Lord Sluggo wrote:Was Transformer's the first major cartoon to actually have major characters die? It seemed like there was another cartoon where some died.
Artmaul wrote:What's happening in television in terms of explicit material is a two-tiered model (think of intersecting graph lines) where violence and graphic images are becoming more and more acceptable and prolific, while sexual situations, nudity, and coarse language, are being puritanized out. Watching television in the 60s and 70s, one would have thought the trends would have been reversed
I'm wondering exactly which shows from the 60's-80's that you and Fatboy are referring to. Broadcast TV in those days never did have graphic sexual situations, nudity or coarse language, so it's not like anything's been lost.
Broadcast TV isn't embracing mediocre and unchallenging crap because of the religious right, but because it's given up.
Artmaul wrote:So to say that it has "given up" makes no sense at all.
If there's an opportunity to attract a wider audience through nudity and foul language, the executives would jump at it in a second.
It has given up in the sense that writers and producers looking for more creative freedom are looking outside broadcast TV, and networks are responding by scheduling more crap.
Would Howard Stern be as popular as he is if the FCC wasn't fining him every couple of months?
Fatboy Roberts wrote:Dude, not to pull cards or nothing, but me and Art WORK for entertainment companies
There was a LOT of language stuff going on (you could freely say goddamnit, bitch, sonofabitch, bastard, and those words were peppered quite often through the dramas and soaps at all times of the day. Try getting a "Goddammit" on the air now.)
I just don't see how you can say the right wingers AREN'T influencing what's going out over our airwaves right now when you step back and look at it, see where these shows COULD have gone in the early to mid nineties, and where they're being forced to stop at right now. I mean--Fox blurred out a cartoon ass in 2005 on Family Guy. You think that's not due to the influence of the moral majority and worry about the FCC staring at them?

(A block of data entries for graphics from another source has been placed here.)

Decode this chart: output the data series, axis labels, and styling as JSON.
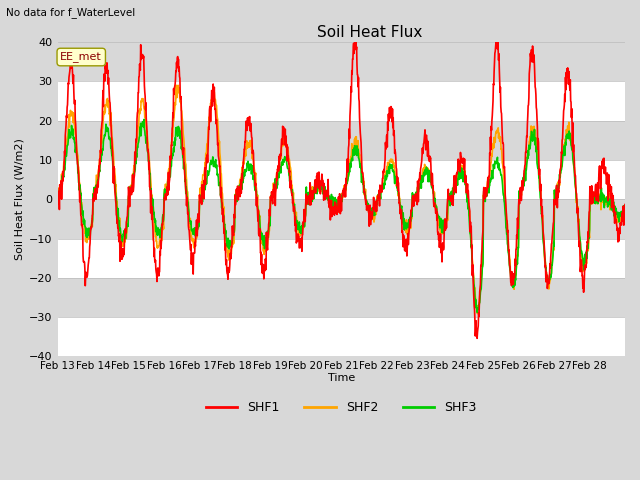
{
  "title": "Soil Heat Flux",
  "subtitle": "No data for f_WaterLevel",
  "ylabel": "Soil Heat Flux (W/m2)",
  "xlabel": "Time",
  "annotation": "EE_met",
  "ylim": [
    -40,
    40
  ],
  "yticks": [
    -40,
    -30,
    -20,
    -10,
    0,
    10,
    20,
    30,
    40
  ],
  "xtick_labels": [
    "Feb 13",
    "Feb 14",
    "Feb 15",
    "Feb 16",
    "Feb 17",
    "Feb 18",
    "Feb 19",
    "Feb 20",
    "Feb 21",
    "Feb 22",
    "Feb 23",
    "Feb 24",
    "Feb 25",
    "Feb 26",
    "Feb 27",
    "Feb 28"
  ],
  "colors": {
    "SHF1": "#ff0000",
    "SHF2": "#ffa500",
    "SHF3": "#00cc00"
  },
  "bg_color": "#d8d8d8",
  "plot_bg": "#e8e8e8",
  "band_light": "#ebebeb",
  "band_dark": "#d8d8d8",
  "grid_color": "#ffffff",
  "linewidth": 1.2,
  "n_days": 16,
  "pts_per_day": 96
}
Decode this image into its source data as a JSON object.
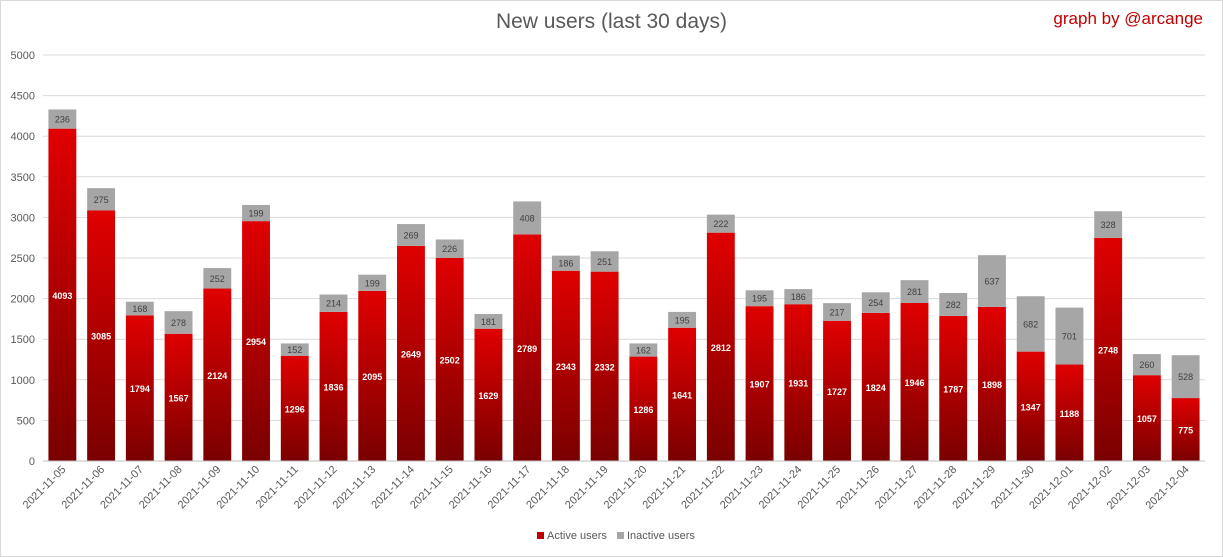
{
  "chart_data": {
    "type": "bar",
    "stacked": true,
    "title": "New users (last 30 days)",
    "credit": "graph by @arcange",
    "xlabel": "",
    "ylabel": "",
    "ylim": [
      0,
      5000
    ],
    "yticks": [
      0,
      500,
      1000,
      1500,
      2000,
      2500,
      3000,
      3500,
      4000,
      4500,
      5000
    ],
    "grid": true,
    "legend_position": "bottom",
    "categories": [
      "2021-11-05",
      "2021-11-06",
      "2021-11-07",
      "2021-11-08",
      "2021-11-09",
      "2021-11-10",
      "2021-11-11",
      "2021-11-12",
      "2021-11-13",
      "2021-11-14",
      "2021-11-15",
      "2021-11-16",
      "2021-11-17",
      "2021-11-18",
      "2021-11-19",
      "2021-11-20",
      "2021-11-21",
      "2021-11-22",
      "2021-11-23",
      "2021-11-24",
      "2021-11-25",
      "2021-11-26",
      "2021-11-27",
      "2021-11-28",
      "2021-11-29",
      "2021-11-30",
      "2021-12-01",
      "2021-12-02",
      "2021-12-03",
      "2021-12-04"
    ],
    "series": [
      {
        "name": "Active users",
        "color": "#c00000",
        "values": [
          4093,
          3085,
          1794,
          1567,
          2124,
          2954,
          1296,
          1836,
          2095,
          2649,
          2502,
          1629,
          2789,
          2343,
          2332,
          1286,
          1641,
          2812,
          1907,
          1931,
          1727,
          1824,
          1946,
          1787,
          1898,
          1347,
          1188,
          2748,
          1057,
          775
        ]
      },
      {
        "name": "Inactive users",
        "color": "#a6a6a6",
        "values": [
          236,
          275,
          168,
          278,
          252,
          199,
          152,
          214,
          199,
          269,
          226,
          181,
          408,
          186,
          251,
          162,
          195,
          222,
          195,
          186,
          217,
          254,
          281,
          282,
          637,
          682,
          701,
          328,
          260,
          528
        ]
      }
    ]
  }
}
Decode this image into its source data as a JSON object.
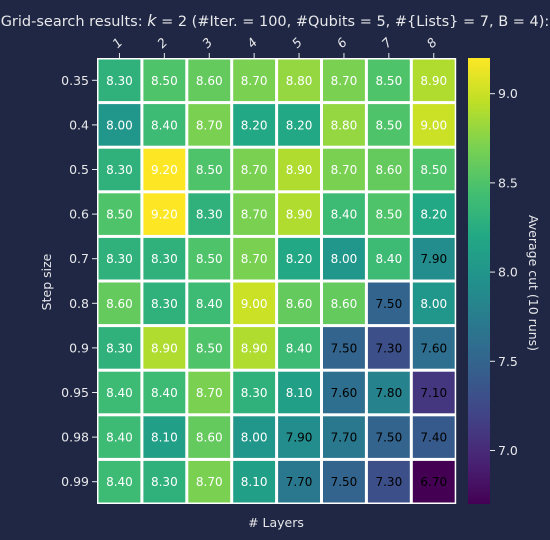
{
  "chart_data": {
    "type": "heatmap",
    "title": "Grid-search results: k = 2 (#Iter. = 100, #Qubits = 5, #{Lists} = 7, B = 4):",
    "title_parts": [
      "Grid-search results: ",
      "k",
      " = 2 (#Iter. = 100, #Qubits = 5, #{Lists} = 7, B = 4):"
    ],
    "xlabel": "# Layers",
    "ylabel": "Step size",
    "colorbar_label": "Average cut (10 runs)",
    "colormap": "viridis",
    "vmin": 6.7,
    "vmax": 9.2,
    "colorbar_ticks": [
      "7.0",
      "7.5",
      "8.0",
      "8.5",
      "9.0"
    ],
    "colorbar_tick_values": [
      7.0,
      7.5,
      8.0,
      8.5,
      9.0
    ],
    "x_categories": [
      "1",
      "2",
      "3",
      "4",
      "5",
      "6",
      "7",
      "8"
    ],
    "y_categories": [
      "0.35",
      "0.4",
      "0.5",
      "0.6",
      "0.7",
      "0.8",
      "0.9",
      "0.95",
      "0.98",
      "0.99"
    ],
    "values": [
      [
        8.3,
        8.5,
        8.6,
        8.7,
        8.8,
        8.7,
        8.5,
        8.9
      ],
      [
        8.0,
        8.4,
        8.7,
        8.2,
        8.2,
        8.8,
        8.5,
        9.0
      ],
      [
        8.3,
        9.2,
        8.5,
        8.7,
        8.9,
        8.7,
        8.6,
        8.5
      ],
      [
        8.5,
        9.2,
        8.3,
        8.7,
        8.9,
        8.4,
        8.5,
        8.2
      ],
      [
        8.3,
        8.3,
        8.5,
        8.7,
        8.2,
        8.0,
        8.4,
        7.9
      ],
      [
        8.6,
        8.3,
        8.4,
        9.0,
        8.6,
        8.6,
        7.5,
        8.0
      ],
      [
        8.3,
        8.9,
        8.5,
        8.9,
        8.4,
        7.5,
        7.3,
        7.6
      ],
      [
        8.4,
        8.4,
        8.7,
        8.3,
        8.1,
        7.6,
        7.8,
        7.1
      ],
      [
        8.4,
        8.1,
        8.6,
        8.0,
        7.9,
        7.7,
        7.5,
        7.4
      ],
      [
        8.4,
        8.3,
        8.7,
        8.1,
        7.7,
        7.5,
        7.3,
        6.7
      ]
    ],
    "value_format_decimals": 2,
    "grid_line_color": "#ffffff",
    "label_dark_color": "#000000",
    "label_light_color": "#ffffff"
  }
}
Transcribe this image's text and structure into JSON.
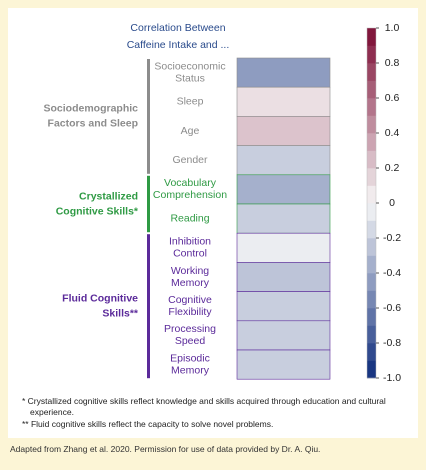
{
  "chart_data": {
    "type": "heatmap",
    "title": [
      "Correlation Between",
      "Caffeine Intake and ..."
    ],
    "groups": [
      {
        "label": [
          "Sociodemographic",
          "Factors and Sleep"
        ],
        "color": "#8c8c8c",
        "categories": [
          [
            "Socioeconomic",
            "Status"
          ],
          [
            "Sleep"
          ],
          [
            "Age"
          ],
          [
            "Gender"
          ]
        ],
        "values": [
          -0.45,
          0.1,
          0.22,
          -0.2
        ]
      },
      {
        "label": [
          "Crystallized",
          "Cognitive Skills*"
        ],
        "color": "#2f9a44",
        "categories": [
          [
            "Vocabulary",
            "Comprehension"
          ],
          [
            "Reading"
          ]
        ],
        "values": [
          -0.35,
          -0.2
        ]
      },
      {
        "label": [
          "Fluid Cognitive",
          "Skills**"
        ],
        "color": "#5b2a9a",
        "categories": [
          [
            "Inhibition",
            "Control"
          ],
          [
            "Working",
            "Memory"
          ],
          [
            "Cognitive",
            "Flexibility"
          ],
          [
            "Processing",
            "Speed"
          ],
          [
            "Episodic",
            "Memory"
          ]
        ],
        "values": [
          -0.05,
          -0.25,
          -0.2,
          -0.2,
          -0.2
        ]
      }
    ],
    "zlim": [
      -1,
      1
    ],
    "colorscale": [
      "#0d2c7c",
      "#f7f7f7",
      "#7b0b32"
    ],
    "zticks": [
      {
        "value": 1,
        "label": "1.0"
      },
      0.8,
      0.6,
      0.4,
      0.2,
      0,
      -0.2,
      -0.4,
      -0.6,
      -0.8,
      {
        "value": -1,
        "label": "-1.0"
      }
    ],
    "footnotes": [
      "* Crystallized cognitive skills reflect knowledge and skills acquired through education and cultural experience.",
      "** Fluid cognitive skills reflect the capacity to solve novel problems."
    ],
    "source": "Adapted from Zhang et al. 2020. Permission for use of data provided by Dr. A. Qiu."
  }
}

You think they're not trying to avoid all those problems at the pre-production stage?
Yet Fox brought Family Guy BACK to network TV because it was so popular. You say the ass was blurred out because they're nervous; I say it was blurred out because including the "uncensored" scene in the DVD box set will help it to sell better. Either way it made immediate news and brought more attention to the show, which I'm not convinced was an accident.
Fatboy Roberts wrote:Anyway, examples of on-air "Goddammits" Dallas, Dynasty, Falcon's Crest, Knots Landing, In the Heat of the Night, c'mon man, almost every night time soap or drama had utterances of "Goddamn." Hell, I'm thinking I remember David Addison on "Moonlighting" popping it off a couple times. I'm pretty sure it came up a couple times on Roseanne, as well, off the top of my head. Plus most movies that were broadcast didn't have that word bleeped or re-dubbed until the late 90's.